Relatoria sobre os Direitos dos Afro-descendentes da OEA
Entre os convidados internacionais, participou da I Conferência Nacional de Promoção da Igualdade Racial o relator especial sobre os Direitos dos Afro-descendentes e contra a Discriminação Racial da Comissão Interamericana de Direitos Humanos da OEA (Organização dos Estados Americanos), Clare Roberts, que aproveitou a ocasião para realizar uma visita oficial ao Brasil.
O país foi o primeiro a receber a nova relatoria especial, criada em fevereiro deste ano, com o objetivo de monitorar o cumprimento dos direitos dos afro-descendentes e o direito à igualdade sem discriminação racial nos estados americanos, avaliar e sugerir políticas nessa área. Até então só existiam relatorias especiais relacionadas a crianças, mulheres, indígenas, pessoas privadas de liberdade, imigrantes, liberdade de expressão e pessoas deslocadas. Essas relatorias permitem à comissão focar seus trabalhos em temáticas específicas.
A relatoria foi criada após muitos anos de pressão da comunidade afro-descendente do hemisfério. O próprio governo brasileiro desempenhou papel central nesse sentido, pois foi um dos propositores dessa medida e se esforçou desde então para que ela fosse efetivada, garantindo, inclusive, recursos financeiros para os trabalhos da relatoria. Junto ao brasileiro Paulo César Pinheiro, Clare Roberts vem defendendo na Comissão de Direitos Humanos da OEA a elaboração de uma Convenção Interamericana contra o Racismo e Todas as Formas de Discriminação e Intolerância, que existe no âmbito da Organização das Nações Unidas (ONU), mas não da OEA.
Para Roberts, que também é presidente da Comissão Interamericana de Direitos Humanos da OEA, a Conferência foi um grande acontecimento para promover a tomada de consciência da população em relação às questões de discriminação racial. “Tanto o governo brasileiro quanto organizações não governamentais e a população em geral devem trabalhar em conjunto para complementar essas ações. É importante monitorar o que vai acontecer após a Conferência para que não sejam somente resoluções no papel, mas ações que possam modificar o status da população afro-descendente no Brasil”, diz.
Em sua visita ao Brasil, o relator esteve em Brasília, Salvador e São Paulo, participou de encontros com representantes do governo federal, estaduais e municipais, de ONGs, do movimento negro e do movimento hip hop; escutou relatos e recebeu estudos sobre a situação da população negra no Brasil, com suas reivindicações e denúncias; e visitou comunidades quilombolas, onde constatou as condições críticas em que elas vivem.

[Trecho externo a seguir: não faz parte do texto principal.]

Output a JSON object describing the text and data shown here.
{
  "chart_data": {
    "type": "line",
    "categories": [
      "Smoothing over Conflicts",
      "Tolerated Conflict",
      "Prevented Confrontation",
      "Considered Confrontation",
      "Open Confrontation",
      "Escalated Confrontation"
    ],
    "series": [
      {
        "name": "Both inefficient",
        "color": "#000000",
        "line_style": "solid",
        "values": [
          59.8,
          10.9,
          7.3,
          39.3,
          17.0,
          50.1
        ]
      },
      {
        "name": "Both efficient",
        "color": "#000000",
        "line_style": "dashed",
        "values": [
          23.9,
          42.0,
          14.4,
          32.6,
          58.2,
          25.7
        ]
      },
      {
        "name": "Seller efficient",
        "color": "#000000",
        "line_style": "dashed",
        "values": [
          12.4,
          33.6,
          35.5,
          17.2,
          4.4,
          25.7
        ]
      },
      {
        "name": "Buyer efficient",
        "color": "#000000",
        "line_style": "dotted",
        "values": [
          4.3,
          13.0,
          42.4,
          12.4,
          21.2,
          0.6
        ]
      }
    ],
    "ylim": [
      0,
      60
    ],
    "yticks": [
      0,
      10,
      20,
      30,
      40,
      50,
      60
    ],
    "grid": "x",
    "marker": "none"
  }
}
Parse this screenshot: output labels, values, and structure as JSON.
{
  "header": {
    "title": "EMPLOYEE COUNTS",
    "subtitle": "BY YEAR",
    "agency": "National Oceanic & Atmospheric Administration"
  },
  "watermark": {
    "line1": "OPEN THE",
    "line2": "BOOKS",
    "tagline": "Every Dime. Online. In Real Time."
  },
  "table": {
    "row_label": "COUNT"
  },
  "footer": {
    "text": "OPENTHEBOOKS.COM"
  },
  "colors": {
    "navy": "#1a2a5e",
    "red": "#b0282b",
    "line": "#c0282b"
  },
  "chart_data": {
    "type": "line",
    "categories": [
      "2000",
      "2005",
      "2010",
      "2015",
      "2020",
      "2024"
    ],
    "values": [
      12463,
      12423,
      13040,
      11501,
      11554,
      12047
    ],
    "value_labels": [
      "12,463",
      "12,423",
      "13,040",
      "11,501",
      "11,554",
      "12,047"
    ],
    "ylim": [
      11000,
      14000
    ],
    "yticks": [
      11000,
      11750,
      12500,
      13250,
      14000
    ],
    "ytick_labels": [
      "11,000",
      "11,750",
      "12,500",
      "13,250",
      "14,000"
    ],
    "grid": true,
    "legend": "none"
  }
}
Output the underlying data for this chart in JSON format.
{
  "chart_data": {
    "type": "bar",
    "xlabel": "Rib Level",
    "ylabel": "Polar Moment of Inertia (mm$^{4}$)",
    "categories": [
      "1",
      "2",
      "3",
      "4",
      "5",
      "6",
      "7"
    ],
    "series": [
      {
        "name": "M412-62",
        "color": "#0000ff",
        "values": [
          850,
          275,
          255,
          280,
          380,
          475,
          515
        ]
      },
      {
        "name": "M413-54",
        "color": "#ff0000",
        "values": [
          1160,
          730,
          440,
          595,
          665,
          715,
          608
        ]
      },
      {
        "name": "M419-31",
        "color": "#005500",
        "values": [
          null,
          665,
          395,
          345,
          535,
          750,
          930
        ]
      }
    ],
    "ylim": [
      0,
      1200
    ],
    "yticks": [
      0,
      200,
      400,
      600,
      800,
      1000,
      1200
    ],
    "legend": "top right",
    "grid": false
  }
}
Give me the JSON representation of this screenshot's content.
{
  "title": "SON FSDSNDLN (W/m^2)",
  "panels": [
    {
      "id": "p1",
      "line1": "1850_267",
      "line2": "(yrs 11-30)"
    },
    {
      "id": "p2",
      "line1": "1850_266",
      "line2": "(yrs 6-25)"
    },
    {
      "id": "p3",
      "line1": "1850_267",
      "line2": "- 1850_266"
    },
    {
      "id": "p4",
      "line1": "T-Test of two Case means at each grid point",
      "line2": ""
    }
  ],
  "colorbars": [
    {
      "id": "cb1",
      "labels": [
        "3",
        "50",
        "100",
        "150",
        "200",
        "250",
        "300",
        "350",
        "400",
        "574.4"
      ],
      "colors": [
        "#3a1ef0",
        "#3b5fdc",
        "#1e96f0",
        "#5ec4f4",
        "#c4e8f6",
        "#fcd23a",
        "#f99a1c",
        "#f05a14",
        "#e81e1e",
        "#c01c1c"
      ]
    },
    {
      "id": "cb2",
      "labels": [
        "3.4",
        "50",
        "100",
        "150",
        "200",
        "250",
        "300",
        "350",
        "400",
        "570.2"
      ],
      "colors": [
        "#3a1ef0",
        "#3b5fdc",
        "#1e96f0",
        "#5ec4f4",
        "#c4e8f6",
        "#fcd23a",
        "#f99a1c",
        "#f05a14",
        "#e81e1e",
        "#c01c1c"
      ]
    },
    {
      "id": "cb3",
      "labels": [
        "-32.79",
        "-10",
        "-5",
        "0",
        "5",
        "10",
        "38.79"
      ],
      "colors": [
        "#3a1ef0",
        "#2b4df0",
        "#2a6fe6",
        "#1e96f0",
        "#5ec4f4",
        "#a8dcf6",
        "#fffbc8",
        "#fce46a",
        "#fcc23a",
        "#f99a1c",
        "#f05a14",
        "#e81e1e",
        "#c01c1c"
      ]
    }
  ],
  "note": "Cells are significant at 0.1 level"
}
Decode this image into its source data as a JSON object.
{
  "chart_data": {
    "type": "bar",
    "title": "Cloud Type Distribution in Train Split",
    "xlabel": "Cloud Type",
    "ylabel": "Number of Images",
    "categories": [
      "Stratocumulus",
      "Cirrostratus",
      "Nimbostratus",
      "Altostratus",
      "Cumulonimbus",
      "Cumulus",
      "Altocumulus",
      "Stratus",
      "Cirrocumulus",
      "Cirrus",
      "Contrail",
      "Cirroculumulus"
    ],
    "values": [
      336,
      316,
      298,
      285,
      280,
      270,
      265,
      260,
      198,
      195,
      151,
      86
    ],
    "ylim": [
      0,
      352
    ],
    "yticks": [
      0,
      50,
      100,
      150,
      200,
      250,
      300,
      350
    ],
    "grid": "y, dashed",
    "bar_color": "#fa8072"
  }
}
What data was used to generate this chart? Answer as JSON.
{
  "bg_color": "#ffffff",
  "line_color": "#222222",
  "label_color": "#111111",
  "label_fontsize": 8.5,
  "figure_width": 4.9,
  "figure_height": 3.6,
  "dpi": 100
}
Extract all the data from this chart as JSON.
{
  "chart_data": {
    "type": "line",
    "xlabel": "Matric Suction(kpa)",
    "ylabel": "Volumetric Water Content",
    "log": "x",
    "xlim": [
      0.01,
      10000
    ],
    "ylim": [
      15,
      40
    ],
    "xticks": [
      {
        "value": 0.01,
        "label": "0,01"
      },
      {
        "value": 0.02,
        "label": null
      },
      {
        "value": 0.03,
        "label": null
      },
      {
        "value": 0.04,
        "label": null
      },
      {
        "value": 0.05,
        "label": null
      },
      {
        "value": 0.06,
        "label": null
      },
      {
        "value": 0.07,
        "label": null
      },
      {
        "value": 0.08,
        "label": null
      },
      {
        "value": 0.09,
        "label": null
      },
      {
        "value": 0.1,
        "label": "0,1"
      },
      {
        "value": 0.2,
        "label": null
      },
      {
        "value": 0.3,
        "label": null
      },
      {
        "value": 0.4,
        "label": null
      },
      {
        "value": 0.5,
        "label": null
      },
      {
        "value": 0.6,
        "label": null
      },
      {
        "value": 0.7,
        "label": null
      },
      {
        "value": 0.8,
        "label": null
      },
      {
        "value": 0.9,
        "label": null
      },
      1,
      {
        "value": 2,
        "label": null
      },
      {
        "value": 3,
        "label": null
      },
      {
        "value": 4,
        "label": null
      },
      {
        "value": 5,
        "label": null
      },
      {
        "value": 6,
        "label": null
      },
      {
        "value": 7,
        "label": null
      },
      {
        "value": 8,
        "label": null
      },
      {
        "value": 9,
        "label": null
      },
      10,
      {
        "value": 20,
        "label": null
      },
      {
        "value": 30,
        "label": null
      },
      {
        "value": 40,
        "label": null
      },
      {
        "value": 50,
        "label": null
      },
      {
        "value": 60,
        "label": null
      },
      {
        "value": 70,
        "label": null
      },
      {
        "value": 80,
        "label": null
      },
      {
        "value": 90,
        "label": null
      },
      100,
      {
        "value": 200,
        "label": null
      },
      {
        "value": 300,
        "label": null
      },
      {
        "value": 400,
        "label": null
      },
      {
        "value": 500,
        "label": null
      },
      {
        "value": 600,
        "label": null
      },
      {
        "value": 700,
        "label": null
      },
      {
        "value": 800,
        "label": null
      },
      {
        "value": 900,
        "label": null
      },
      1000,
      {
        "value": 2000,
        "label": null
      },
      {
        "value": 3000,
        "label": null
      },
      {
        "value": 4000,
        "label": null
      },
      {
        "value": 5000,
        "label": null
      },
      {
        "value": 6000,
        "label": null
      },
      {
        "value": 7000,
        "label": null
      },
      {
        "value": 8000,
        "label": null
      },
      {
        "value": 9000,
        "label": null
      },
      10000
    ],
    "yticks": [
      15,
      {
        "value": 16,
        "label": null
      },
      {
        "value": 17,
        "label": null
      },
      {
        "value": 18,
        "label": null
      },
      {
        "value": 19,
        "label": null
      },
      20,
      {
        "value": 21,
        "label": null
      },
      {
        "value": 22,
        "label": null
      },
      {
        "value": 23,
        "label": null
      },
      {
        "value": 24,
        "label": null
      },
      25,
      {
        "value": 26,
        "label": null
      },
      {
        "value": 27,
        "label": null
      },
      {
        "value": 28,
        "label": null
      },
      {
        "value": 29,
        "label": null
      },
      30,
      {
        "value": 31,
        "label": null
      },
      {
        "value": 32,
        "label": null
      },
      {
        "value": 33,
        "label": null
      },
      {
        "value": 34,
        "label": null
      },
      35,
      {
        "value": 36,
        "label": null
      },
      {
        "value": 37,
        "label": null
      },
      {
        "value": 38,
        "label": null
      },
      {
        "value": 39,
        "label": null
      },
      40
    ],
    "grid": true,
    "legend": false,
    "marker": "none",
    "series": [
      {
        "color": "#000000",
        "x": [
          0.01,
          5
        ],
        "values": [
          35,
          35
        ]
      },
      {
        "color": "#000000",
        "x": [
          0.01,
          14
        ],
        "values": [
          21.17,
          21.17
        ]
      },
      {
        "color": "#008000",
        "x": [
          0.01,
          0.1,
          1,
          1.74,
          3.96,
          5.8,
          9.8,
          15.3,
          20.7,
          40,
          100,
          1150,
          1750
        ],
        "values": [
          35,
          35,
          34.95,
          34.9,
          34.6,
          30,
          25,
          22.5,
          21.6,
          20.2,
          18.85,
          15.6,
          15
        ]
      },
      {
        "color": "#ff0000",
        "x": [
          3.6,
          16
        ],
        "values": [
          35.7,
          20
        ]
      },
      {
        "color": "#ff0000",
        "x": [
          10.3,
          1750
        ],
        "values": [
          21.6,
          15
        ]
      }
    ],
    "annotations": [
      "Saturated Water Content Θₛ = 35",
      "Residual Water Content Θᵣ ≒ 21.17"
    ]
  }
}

“Os problemas que envolvem os negros se diferem de país para país, e as questões no Brasil são mais complexas se comparadas às dos EUA, mas tanto nesses dois países quanto no Caribe, os direitos humanos, econômicos, sociais, e culturais dos afro-descendentes não estão sendo desrespeitados”, conclui Roberts, para quem a relatoria deve ser parceira da sociedade civil, como a voz internacional de seus esforços.